I’ve never been overly fond of the
annual chronicling of the slow but sure decay of my biological condition: my birthday. With that in mind, let’s go over some of the pros and cons of the last significant birthday of our lives that doesn’t feel completely like a countdown to the end.
Pros: · The big one is obviously boozing without fear of (legal) ramifications for purchasing and consumption. This serves any manner of purposes, not the least of which are things like: the ability to render irksome family members little more than white noise at clan gatherings at restaurants or wherever else you’ll need an ID or something as generic as stoking the fires of conversation on an otherwise awkward first date. · Well… Maybe… Nope, that’s it. Moving on.Cons:
· Generic birthday banter: “So do you feel a year older?” *winks* “No, third cousin whom I only speak to twice a year at best, I feel exactly the same as when I went to sleep last night. Minus the spins. And I get that it’s oh so clever to point out that my age in numbers is literally one year higher than it was yesterday, but let’s cut the sh*t and act like adults for five seconds here. In that same vein, you always get the “so do you feel a year wiser?” from some elderly family member, to which the only reasonable reply is: “What the hell are you talking about?” Were age a true indicator of wisdom, then prehistoric mammals such as yourself, wouldn’t ask cute-stupid questions like that, Gram.
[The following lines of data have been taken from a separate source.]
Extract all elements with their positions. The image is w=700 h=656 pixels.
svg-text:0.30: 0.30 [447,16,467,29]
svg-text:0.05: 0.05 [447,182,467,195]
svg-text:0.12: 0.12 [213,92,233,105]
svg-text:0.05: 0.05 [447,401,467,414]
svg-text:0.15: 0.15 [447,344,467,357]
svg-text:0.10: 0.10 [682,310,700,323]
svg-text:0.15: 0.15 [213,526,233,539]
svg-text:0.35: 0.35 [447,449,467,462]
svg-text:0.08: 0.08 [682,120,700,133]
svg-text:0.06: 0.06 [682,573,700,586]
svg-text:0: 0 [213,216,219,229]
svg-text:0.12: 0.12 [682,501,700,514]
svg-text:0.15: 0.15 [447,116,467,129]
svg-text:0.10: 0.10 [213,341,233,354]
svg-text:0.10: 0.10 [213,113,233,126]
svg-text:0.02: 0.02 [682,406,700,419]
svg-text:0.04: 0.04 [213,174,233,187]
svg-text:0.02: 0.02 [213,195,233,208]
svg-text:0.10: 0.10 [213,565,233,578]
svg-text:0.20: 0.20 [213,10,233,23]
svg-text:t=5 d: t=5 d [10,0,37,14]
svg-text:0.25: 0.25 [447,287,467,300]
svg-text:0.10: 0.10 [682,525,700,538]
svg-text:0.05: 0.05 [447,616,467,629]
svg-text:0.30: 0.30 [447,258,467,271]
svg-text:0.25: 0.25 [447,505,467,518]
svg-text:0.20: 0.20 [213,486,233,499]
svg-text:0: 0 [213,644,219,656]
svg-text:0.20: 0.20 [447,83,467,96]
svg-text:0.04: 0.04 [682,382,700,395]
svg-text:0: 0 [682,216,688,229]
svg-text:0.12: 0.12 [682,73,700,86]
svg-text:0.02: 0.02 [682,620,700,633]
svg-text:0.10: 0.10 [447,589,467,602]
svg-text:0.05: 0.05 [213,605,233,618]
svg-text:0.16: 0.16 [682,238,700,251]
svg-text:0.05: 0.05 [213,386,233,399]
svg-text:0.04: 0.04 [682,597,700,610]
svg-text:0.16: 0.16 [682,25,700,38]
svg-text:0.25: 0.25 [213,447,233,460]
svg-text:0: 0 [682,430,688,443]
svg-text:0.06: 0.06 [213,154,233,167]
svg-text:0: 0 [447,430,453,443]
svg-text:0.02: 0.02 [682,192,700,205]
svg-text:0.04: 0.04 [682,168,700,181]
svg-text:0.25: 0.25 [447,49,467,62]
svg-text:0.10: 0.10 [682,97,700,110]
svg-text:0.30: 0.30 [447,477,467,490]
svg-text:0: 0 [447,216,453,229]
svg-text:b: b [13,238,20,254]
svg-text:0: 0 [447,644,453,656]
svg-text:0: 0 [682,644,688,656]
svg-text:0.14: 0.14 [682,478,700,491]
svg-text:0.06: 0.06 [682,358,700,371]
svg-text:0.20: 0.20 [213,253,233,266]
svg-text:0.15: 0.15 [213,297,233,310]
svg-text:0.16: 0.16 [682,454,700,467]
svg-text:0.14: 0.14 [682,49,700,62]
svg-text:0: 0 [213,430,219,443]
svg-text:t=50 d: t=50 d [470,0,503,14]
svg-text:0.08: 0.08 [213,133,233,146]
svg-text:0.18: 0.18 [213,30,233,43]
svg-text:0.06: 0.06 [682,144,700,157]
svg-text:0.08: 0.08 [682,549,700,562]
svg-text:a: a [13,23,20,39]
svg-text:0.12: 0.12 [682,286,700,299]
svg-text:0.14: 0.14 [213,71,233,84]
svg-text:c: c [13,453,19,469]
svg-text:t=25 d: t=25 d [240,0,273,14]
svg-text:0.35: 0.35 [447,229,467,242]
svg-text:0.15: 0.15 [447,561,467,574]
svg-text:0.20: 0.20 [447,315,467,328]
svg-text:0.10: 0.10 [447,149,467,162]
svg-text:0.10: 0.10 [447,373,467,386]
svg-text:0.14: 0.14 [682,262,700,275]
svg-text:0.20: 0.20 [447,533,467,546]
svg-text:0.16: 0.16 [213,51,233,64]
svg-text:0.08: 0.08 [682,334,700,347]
· There seems to be an expectation of increased responsibility. That sucks.
· Hearing: “My Biological clock started ticking! LOL!” This statement is either not clever, terrifying or just dumb. Possibly all three.
· Everyone pretending to be pumped up, but really any excitement is out of selfishness. Every birthday is plagued by everyone pretending to be much more excited than any reasonable person should be about getting older, an “achievement” that no one really has any control over, but the 21st such occasion has an extra twinge of self-interest from those close to the man/woman of the hour. It’s either some variation of “Yay, finally we can go to the bar I always want to go to but can’t because you can’t get in” or “Great, now you can buy me booze” depending on the relative age of the friend. Frauds.
· You’re another year closer to your demise. The reality of mortality becoming ever more prominent as its weight multiplies, crushing you like a medieval stoning technique more and more with each passing day. Happy Birthday.